Ukraine | Freedom House

Freedom of the Press

Ukraine

Ukraine

Freedom of the Press 2008

2008 Scores

Press Status

Partly Free

Press Freedom Score
(0 = best, 100 = worst)

53

Political Environment
(0 = best, 40 = worst)

19

Economic Environment
(0 = best, 30 = worst)

20

Much of 2007 was consumed by political conflict within the government among the country’s three dominant politicians—President Viktor Yushchenko, the pro-Western Yulia Tymoshenko, and pro-Russian prime minister Viktor Yanukovich—which stalled reforms and left journalists working in chaotic and highly politicized conditions. The fragile governing coalition between Yushchenko and Yanukovich collapsed in May, leading to parliamentary elections in September and the appointment of Tymoshenko as prime minister in November.

The legal framework generally provides for media freedom and is one of the most progressive in Eastern Europe, but respect for these laws has decreased in practice over the last few years following the 2004 Orange Revolution, in which Yushchenko won the presidency. Criminal libel was eliminated in 2001, but some officials use civil libel lawsuits filed in the country’s politicized court system to silence critical news reporting. In January, a court in the city of Dniprodzerzhynsk fined the newspaper Dzerzhinets 140,660 hryvnia (US$29,000) in civil libel penalties and ordered its property seized after the newspaper published articles about a corrupt local police chief. While the Parliamentary Election Law prohibits the media from engaging in vaguely defined “election campaigning” and provides sanctions for this offense, this provision was not used against the media during the September parliamentary election. Access to public information is still cumbersome, while freedom of information legislation has yet to be formally adopted. As a result, official requests for information are often met by little more than silence, particularly at the local level.

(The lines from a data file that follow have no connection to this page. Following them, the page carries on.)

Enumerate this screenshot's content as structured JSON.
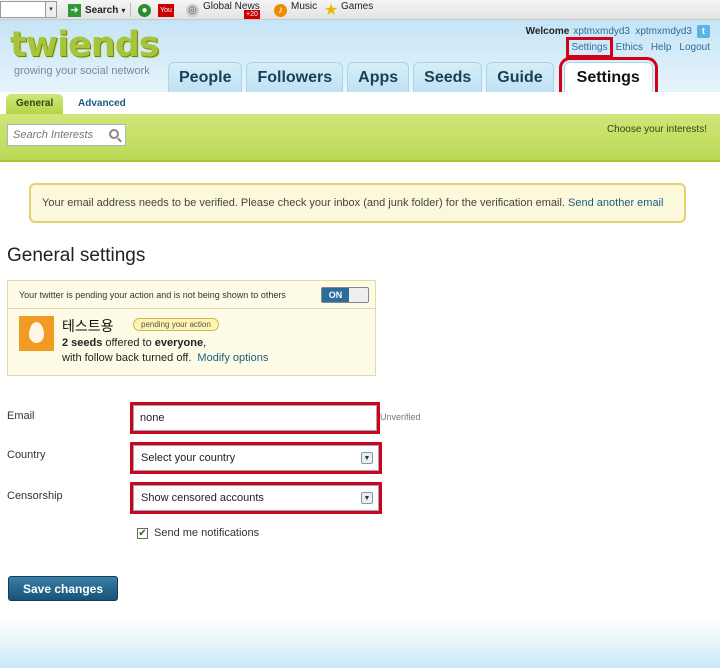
{
  "browser_toolbar": {
    "search_label": "Search",
    "items": [
      "Global News",
      "Music",
      "Games"
    ],
    "news_badge": "+20"
  },
  "header": {
    "logo": "twiends",
    "tagline": "growing your social network",
    "welcome": "Welcome",
    "username": "xptmxmdyd3",
    "handle": "xptmxmdyd3",
    "top_links": [
      "Settings",
      "Ethics",
      "Help",
      "Logout"
    ],
    "nav_tabs": [
      "People",
      "Followers",
      "Apps",
      "Seeds",
      "Guide",
      "Settings"
    ]
  },
  "subtabs": [
    "General",
    "Advanced"
  ],
  "search": {
    "placeholder": "Search Interests"
  },
  "choose_interests": "Choose your interests!",
  "notice": {
    "text": "Your email address needs to be verified. Please check your inbox (and junk folder) for the verification email.",
    "link": "Send another email"
  },
  "page_title": "General settings",
  "pending": {
    "header": "Your twitter is pending your action and is not being shown to others",
    "toggle": "ON",
    "account_name": "테스트용",
    "badge": "pending your action",
    "seeds_count": "2 seeds",
    "offered_to": " offered to ",
    "audience": "everyone",
    "follow_back": "with follow back turned off.",
    "modify_link": "Modify options"
  },
  "form": {
    "email_label": "Email",
    "email_value": "none",
    "email_status": "Unverified",
    "country_label": "Country",
    "country_value": "Select your country",
    "censorship_label": "Censorship",
    "censorship_value": "Show censored accounts",
    "notifications_label": "Send me notifications",
    "notifications_checked": true
  },
  "save_button": "Save changes",
  "colors": {
    "highlight": "#d0021b",
    "accent_green": "#b4d449",
    "link_blue": "#1c5c80"
  }
}
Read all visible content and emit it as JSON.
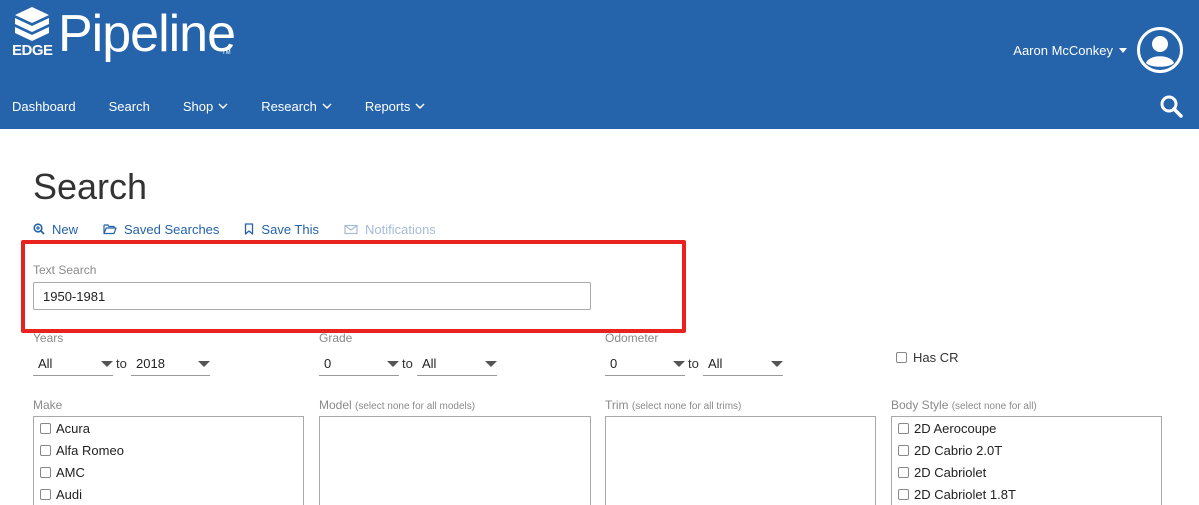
{
  "brand": {
    "edge": "EDGE",
    "name": "Pipeline",
    "tm": "TM"
  },
  "user": {
    "name": "Aaron McConkey"
  },
  "nav": [
    {
      "label": "Dashboard",
      "dropdown": false
    },
    {
      "label": "Search",
      "dropdown": false
    },
    {
      "label": "Shop",
      "dropdown": true
    },
    {
      "label": "Research",
      "dropdown": true
    },
    {
      "label": "Reports",
      "dropdown": true
    }
  ],
  "page": {
    "title": "Search"
  },
  "actions": {
    "new": "New",
    "saved": "Saved Searches",
    "save_this": "Save This",
    "notifications": "Notifications"
  },
  "text_search": {
    "label": "Text Search",
    "value": "1950-1981"
  },
  "years": {
    "label": "Years",
    "from": "All",
    "to_word": "to",
    "to": "2018"
  },
  "grade": {
    "label": "Grade",
    "from": "0",
    "to_word": "to",
    "to": "All"
  },
  "odometer": {
    "label": "Odometer",
    "from": "0",
    "to_word": "to",
    "to": "All"
  },
  "has_cr": {
    "label": "Has CR",
    "checked": false
  },
  "make": {
    "label": "Make",
    "hint": "",
    "items": [
      "Acura",
      "Alfa Romeo",
      "AMC",
      "Audi"
    ]
  },
  "model": {
    "label": "Model",
    "hint": "(select none for all models)",
    "items": []
  },
  "trim": {
    "label": "Trim",
    "hint": "(select none for all trims)",
    "items": []
  },
  "body_style": {
    "label": "Body Style",
    "hint": "(select none for all)",
    "items": [
      "2D Aerocoupe",
      "2D Cabrio 2.0T",
      "2D Cabriolet",
      "2D Cabriolet 1.8T"
    ]
  },
  "colors": {
    "header_bg": "#2563ab",
    "link": "#2563ab",
    "disabled_link": "#a6bbd6",
    "highlight": "#e8231f"
  }
}
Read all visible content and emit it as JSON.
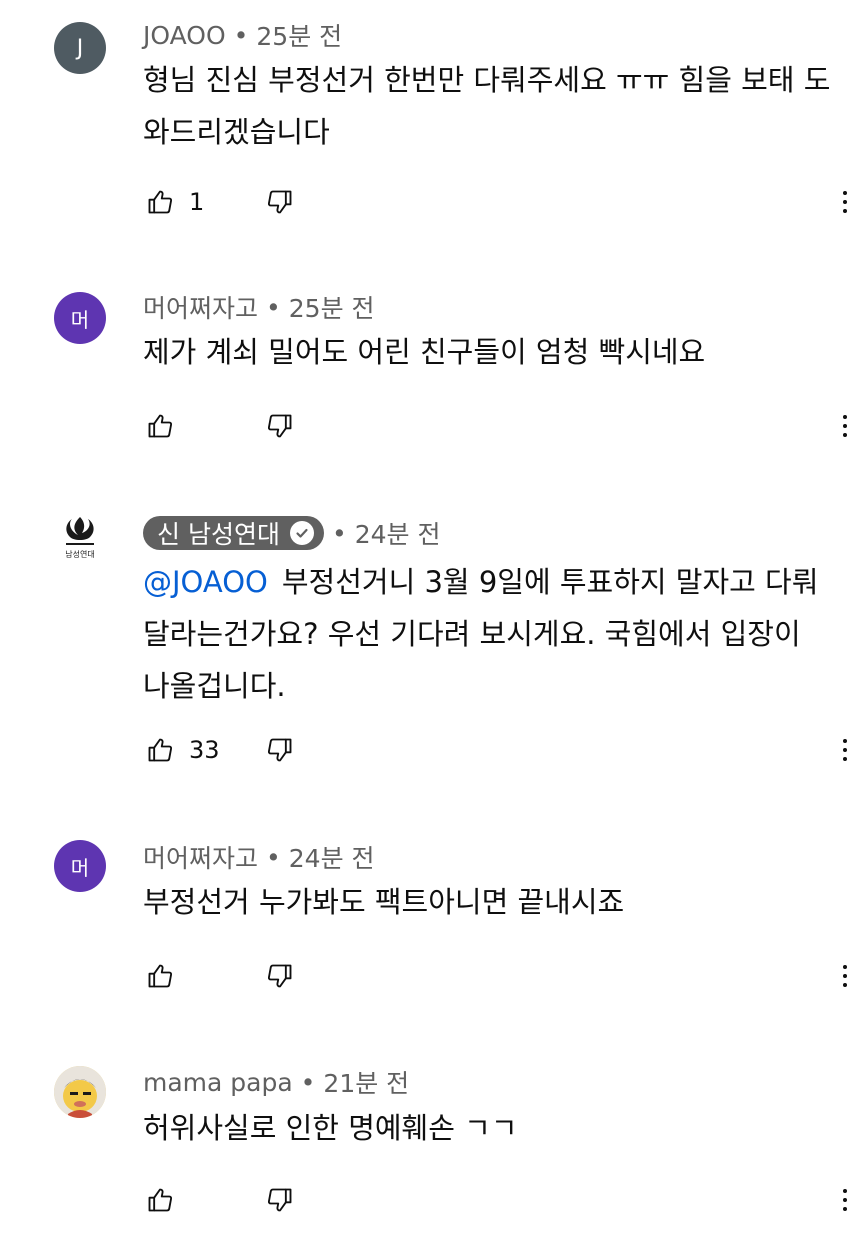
{
  "comments": [
    {
      "avatar_letter": "J",
      "avatar_color": "#4f5b62",
      "author": "JOAOO",
      "time": "25분 전",
      "text": "형님 진심 부정선거 한번만 다뤄주세요 ㅠㅠ 힘을 보태 도와드리겠습니다",
      "likes": "1"
    },
    {
      "avatar_letter": "머",
      "avatar_color": "#5e35b1",
      "author": "머어쩌자고",
      "time": "25분 전",
      "text": "제가 계쇠 밀어도 어린 친구들이 엄청 빡시네요",
      "likes": ""
    },
    {
      "avatar_letter": "",
      "avatar_color": "#ffffff",
      "avatar_logo_text": "남성연대",
      "author": "신 남성연대",
      "verified": true,
      "time": "24분 전",
      "mention": "@JOAOO",
      "text": "부정선거니 3월 9일에 투표하지 말자고 다뤄달라는건가요? 우선 기다려 보시게요. 국힘에서 입장이 나올겁니다.",
      "likes": "33"
    },
    {
      "avatar_letter": "머",
      "avatar_color": "#5e35b1",
      "author": "머어쩌자고",
      "time": "24분 전",
      "text": "부정선거 누가봐도 팩트아니면 끝내시죠",
      "likes": ""
    },
    {
      "avatar_letter": "",
      "avatar_color": "#f3c948",
      "author": "mama papa",
      "time": "21분 전",
      "text": "허위사실로 인한 명예훼손 ㄱㄱ",
      "likes": ""
    }
  ]
}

In 2007, threats, harassment, and attacks against the media continued as the country’s weak and politicized criminal justice system failed to protect journalists from regional politicians, businessmen, and criminal groups. In fact, a majority of journalists reported receiving some form of threats related to their work. In February, in one of many similar incidents, Andriy Shynkarenko, the 9 Kanal television news director, was attacked and seriously beaten by two men he said were associates of a local politician he had been investigating. Separately, in September, the editor in chief of the critical online outlet Ostriv was the victim of an arson attack when his car was set on fire. Prosecutors and police regularly failed to take action against suspects identified in these previous attacks, leading to a culture of impunity. For example, in July, prosecutors in the capital city of Kyiv cited a “lack of evidence” when stating that they would not press charges against a politician from Prime Minister Yanukovich’s conservative Party of Regions who reportedly attacked two STB television journalists outside the parliament in August 2006. Similarly, despite President Yushchenko’s promise to solve the September 2000 abduction and murder of journalist Heorhiy Gongadze, his government has made limited progress in the case. The trial of the three police officers charged with the slaying continued throughout 2007, while a fourth suspect, a senior police official, remained a fugitive. Gongadze’s family and press freedom advocates question why prosecutors are ignoring evidence that former president Leonid Kuchma ordered Gongadze’s murder, suspecting Yushchenko’s administration of protecting the former president. 

With hundreds of state and private television and radio stations and numerous print and electronic news outlets, Ukraine’s media remain diverse. However, many major outlets are owned by regional business magnates with close ties to the government, while others are dependent on state subsidies, making self-censorship widespread and slanting news coverage in favor of specific economic or political interests. In fact, in March, state-run Ukrainian National Television canceled a popular current affairs debate program only a day after Tymoshenko appeared on the program and brought in record ratings for the show. During the campaign for the September parliamentary election, hidden political advertising was widespread in the private media, while the state media provided primarily positive coverage for Yushchenko and Yanukovich. Political infighting distracted the government from reforming politicized state media outlets as well as the state bureaucracies, where secrecy and corruption remain widespread. At the beginning of the year, the Party of Regions pressured state media outlets for more favorable news coverage and tried unsuccessfully to oust an outspoken reformist politician as chairman of the parliament’s Committee on Freedom of Speech and Information. Transparency of media ownership remains poor because businessmen and politicians often preferr to hide their ownership of and editorial influence over news programs. Ukraine’s print distribution system also remains problematic and dependent on the national postal service. Some of these deficiencies were partly offset by strong economic growth, which increased media advertising revenues as well as the popularity of business reporting. The government does not restrict access to foreign outlets or to the internet. Although it also does not require internet publications to register with the authorities, it does retain the ability to monitor websites and the e-mails of the 12 percent of the population that use the internet regularly. The country’s growing economy continued to boostd demand and readership of news and other websites.